2) The assessment of bioenergy alternatives will be based on the complementary use of Multi-Criteria Decision Analysis (MCDA) and LCA, following the recent trends of using LCA as a means to obtain a subset of the criteria to be considered in MCDA. This allows integrating criteria such as local environmental impacts, besides economic or social ones. MCDA structuring tools will be used to define a coherent family of criteria representing the interests of stakeholders and the informed public. Modern MCDA aggregation tools will be used, namely methods that deal with partial information on preference parameters. This will improve the current practice (often formally incorrect) of using equal “weights” or weights obtained by default and contributes to obtaining robust conclusions.
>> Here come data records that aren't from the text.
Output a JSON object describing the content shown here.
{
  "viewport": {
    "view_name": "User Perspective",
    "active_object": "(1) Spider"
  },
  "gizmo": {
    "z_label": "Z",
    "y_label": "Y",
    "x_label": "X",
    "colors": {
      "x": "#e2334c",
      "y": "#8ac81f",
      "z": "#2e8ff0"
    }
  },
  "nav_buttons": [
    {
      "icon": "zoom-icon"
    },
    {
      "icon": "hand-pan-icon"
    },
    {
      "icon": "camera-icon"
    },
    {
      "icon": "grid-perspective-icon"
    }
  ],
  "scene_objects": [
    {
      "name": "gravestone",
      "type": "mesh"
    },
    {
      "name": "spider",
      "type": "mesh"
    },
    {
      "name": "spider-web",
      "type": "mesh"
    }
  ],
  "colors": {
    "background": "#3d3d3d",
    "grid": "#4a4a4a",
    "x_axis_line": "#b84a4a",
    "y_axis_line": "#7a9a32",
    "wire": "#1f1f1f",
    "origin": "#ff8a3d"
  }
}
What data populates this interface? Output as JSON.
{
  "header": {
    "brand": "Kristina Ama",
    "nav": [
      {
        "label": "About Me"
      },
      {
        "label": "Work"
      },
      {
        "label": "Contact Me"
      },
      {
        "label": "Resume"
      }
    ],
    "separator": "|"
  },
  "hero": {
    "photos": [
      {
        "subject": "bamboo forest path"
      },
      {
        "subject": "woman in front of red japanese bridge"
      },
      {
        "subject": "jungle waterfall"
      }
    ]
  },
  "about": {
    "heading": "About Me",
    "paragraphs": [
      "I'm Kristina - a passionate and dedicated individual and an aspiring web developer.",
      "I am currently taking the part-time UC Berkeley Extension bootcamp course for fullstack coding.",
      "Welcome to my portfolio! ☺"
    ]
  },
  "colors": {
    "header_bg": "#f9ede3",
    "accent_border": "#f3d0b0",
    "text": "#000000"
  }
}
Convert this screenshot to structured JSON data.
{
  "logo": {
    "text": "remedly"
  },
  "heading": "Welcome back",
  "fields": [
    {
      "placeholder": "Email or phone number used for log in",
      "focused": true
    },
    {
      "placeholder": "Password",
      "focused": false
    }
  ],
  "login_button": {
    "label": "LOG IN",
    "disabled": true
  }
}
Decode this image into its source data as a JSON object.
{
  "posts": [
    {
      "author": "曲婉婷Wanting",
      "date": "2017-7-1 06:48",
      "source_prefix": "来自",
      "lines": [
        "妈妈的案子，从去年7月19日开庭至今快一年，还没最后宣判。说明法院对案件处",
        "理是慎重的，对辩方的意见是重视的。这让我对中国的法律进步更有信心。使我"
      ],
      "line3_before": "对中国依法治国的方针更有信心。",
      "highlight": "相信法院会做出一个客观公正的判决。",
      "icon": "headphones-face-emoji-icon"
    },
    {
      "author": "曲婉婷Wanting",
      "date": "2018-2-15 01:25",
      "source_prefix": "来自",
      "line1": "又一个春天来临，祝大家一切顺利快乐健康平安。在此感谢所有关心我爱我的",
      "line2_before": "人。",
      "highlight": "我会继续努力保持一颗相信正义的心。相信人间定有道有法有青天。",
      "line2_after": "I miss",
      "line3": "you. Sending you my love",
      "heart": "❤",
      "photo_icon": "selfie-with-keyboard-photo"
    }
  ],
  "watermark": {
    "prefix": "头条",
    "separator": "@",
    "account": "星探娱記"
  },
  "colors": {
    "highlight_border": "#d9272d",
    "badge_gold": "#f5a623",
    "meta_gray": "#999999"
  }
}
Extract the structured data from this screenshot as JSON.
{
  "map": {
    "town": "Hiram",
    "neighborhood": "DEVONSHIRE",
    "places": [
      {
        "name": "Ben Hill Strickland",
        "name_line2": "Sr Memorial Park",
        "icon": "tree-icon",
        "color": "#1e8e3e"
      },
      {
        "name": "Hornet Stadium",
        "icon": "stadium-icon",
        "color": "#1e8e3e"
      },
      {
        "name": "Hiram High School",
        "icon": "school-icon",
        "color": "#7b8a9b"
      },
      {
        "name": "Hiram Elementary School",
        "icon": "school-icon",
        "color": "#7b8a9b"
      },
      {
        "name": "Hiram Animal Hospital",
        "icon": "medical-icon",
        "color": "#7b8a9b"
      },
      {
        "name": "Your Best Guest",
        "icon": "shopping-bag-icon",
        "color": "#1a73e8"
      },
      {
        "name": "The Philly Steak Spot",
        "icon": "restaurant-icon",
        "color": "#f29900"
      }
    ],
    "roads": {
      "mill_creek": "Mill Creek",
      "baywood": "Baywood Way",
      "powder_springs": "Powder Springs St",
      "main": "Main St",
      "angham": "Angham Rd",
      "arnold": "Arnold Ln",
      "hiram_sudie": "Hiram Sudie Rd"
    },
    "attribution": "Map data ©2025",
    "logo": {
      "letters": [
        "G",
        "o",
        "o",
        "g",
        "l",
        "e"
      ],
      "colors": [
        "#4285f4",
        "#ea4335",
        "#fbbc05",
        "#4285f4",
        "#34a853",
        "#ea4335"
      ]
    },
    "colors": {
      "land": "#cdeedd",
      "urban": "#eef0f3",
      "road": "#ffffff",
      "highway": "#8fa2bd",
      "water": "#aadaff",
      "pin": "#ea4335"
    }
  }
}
While performing MCDA to obtain results for the specific cases to be studied, the team aims at developing also the methodological state of the art in combining LCA and MCDA.
3) Uncertainty analysis will be embedded throughout all models to be developed, an important aspect since there is considerable uncertainty regarding the type, scale and timing of indirect LUC. Published bioenergy LC studies seldom consider uncertainty comprehensively. Published results vary quite widely, not only due to differences in data and scenarios, but also due to different normative choices in the modelling procedures. In contrast, this project will model parameter uncertainty and variability, as well as scenario uncertainty, related to normative choices in the modelling procedure. Furthermore, uncertainty about MCDA preference-related parameters will also be addressed. Techniques to address these different types of uncertainties will include robustness analysis and Monte Carlo simulation. Methodological innovations are expected in addressing different types of uncertainties and in using uncertainty analysis to focus the collection and elicitation of information on what is more relevant to the decision process, based on successive refinements of the models.